In the end, the national federation agreed to make changes to create improved conditions for female players, including maternity leave, travel and insurance coverage on par with the men's team, and increased bonuses.

"I think we've seen some of the positive changes that have occurred with our national program … as we're here in the residency period [the ongoing national team camp is in Blaine, Minnesota] as well. You know, small things that make a big difference, such as meals after after a full training day. In the past, we never had a meal," Coyne Schofield explains.

That first taste of strike action has informed her and her PWHPA colleagues in their current standoff with the Premier Hockey Federation.

"It just shows when you have the unity, when you have one voice and when you stand up for what you know you believe in and what you know is right, that's your strongest opportunity to create change," she says.
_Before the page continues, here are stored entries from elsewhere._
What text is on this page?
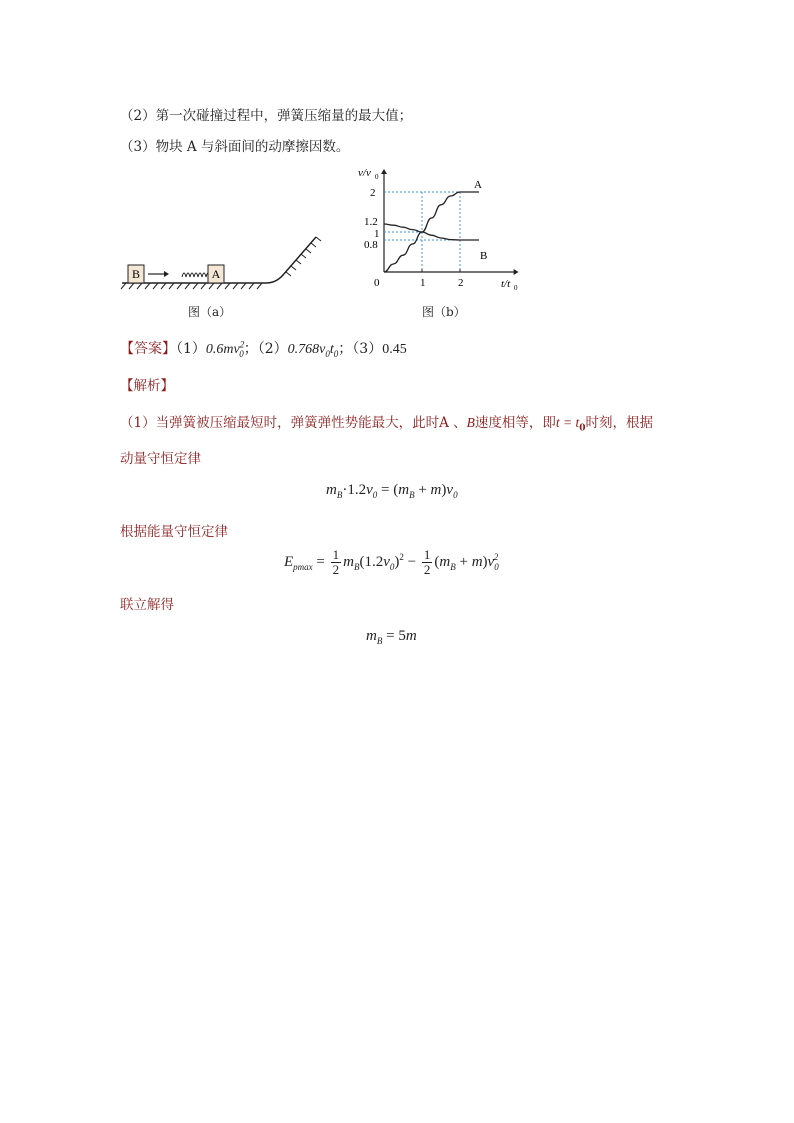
（2）第一次碰撞过程中，弹簧压缩量的最大值；
（3）物块 A 与斜面间的动摩擦因数。
B	A
图（a）
v/v 0
t/t 0
0
A
B
1	2
2
1.2
1
0.8
图（b）
【答案】$(1)0.6mv^2_0$；$(2)0.768v_0t_0$；（3）0.45
【解析】
（1）当弹簧被压缩最短时，弹簧弹性势能最大，此时A 、B速度相等，即$t = t_0$时刻，根据
动量守恒定律
$m_B\cdot 1.2v_0 = (m_B + m)v_0$
根据能量守恒定律
$E_{pmax} = \frac{1}{2} m_B(1.2v_0)^2 - \frac{1}{2} (m_B + m)v_0^2$
联立解得
$m_B = 5m$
"You can't create change on your own. But when there's so many people who feel the same way and you come together with those feelings and and you, you stick together and until you see the change that not only you deserve, but this game deserves in the future generations deserve. You can really accomplish anything."

Kendall Coyne Schofield speaks to the media after a 2020/21 PWHPA Dream Gap Tour game. In 2019, Coyne Schofield was part of the first all-female NHL broadcast crew.
Picture by Stacy Revere/Getty Images

The future of women's hockey in North America

A lot has been said, and indeed done, by the PWHPA.

For her part, Coyne Schofield believes the association has moved women's ice hockey closer to her ideal scenario.

"I think the future of women's professional hockey looks like what we know and see it in men's professional hockey – growing up knowing that you can make a living playing this game if you're good enough to do so," she says. "I think anything less than that is unacceptable," she insists.

"A young girl and a young boy should be able to grow up with the same dream that you can be a professional hockey player as your full time job if you have the talent to do so, you put in the work and you got all the way to the pinnacle of the sport.

"Not being a hockey player and a doctor, or a hockey player and a teacher, a hockey player and a lawyer, whatever the profession may be. This is your job, and if you're good enough to do it, you'll do it."

How soon will this become reality? "I hope not too far off."

The PWHPA, and Coyne Schofield, will continue pushing until then.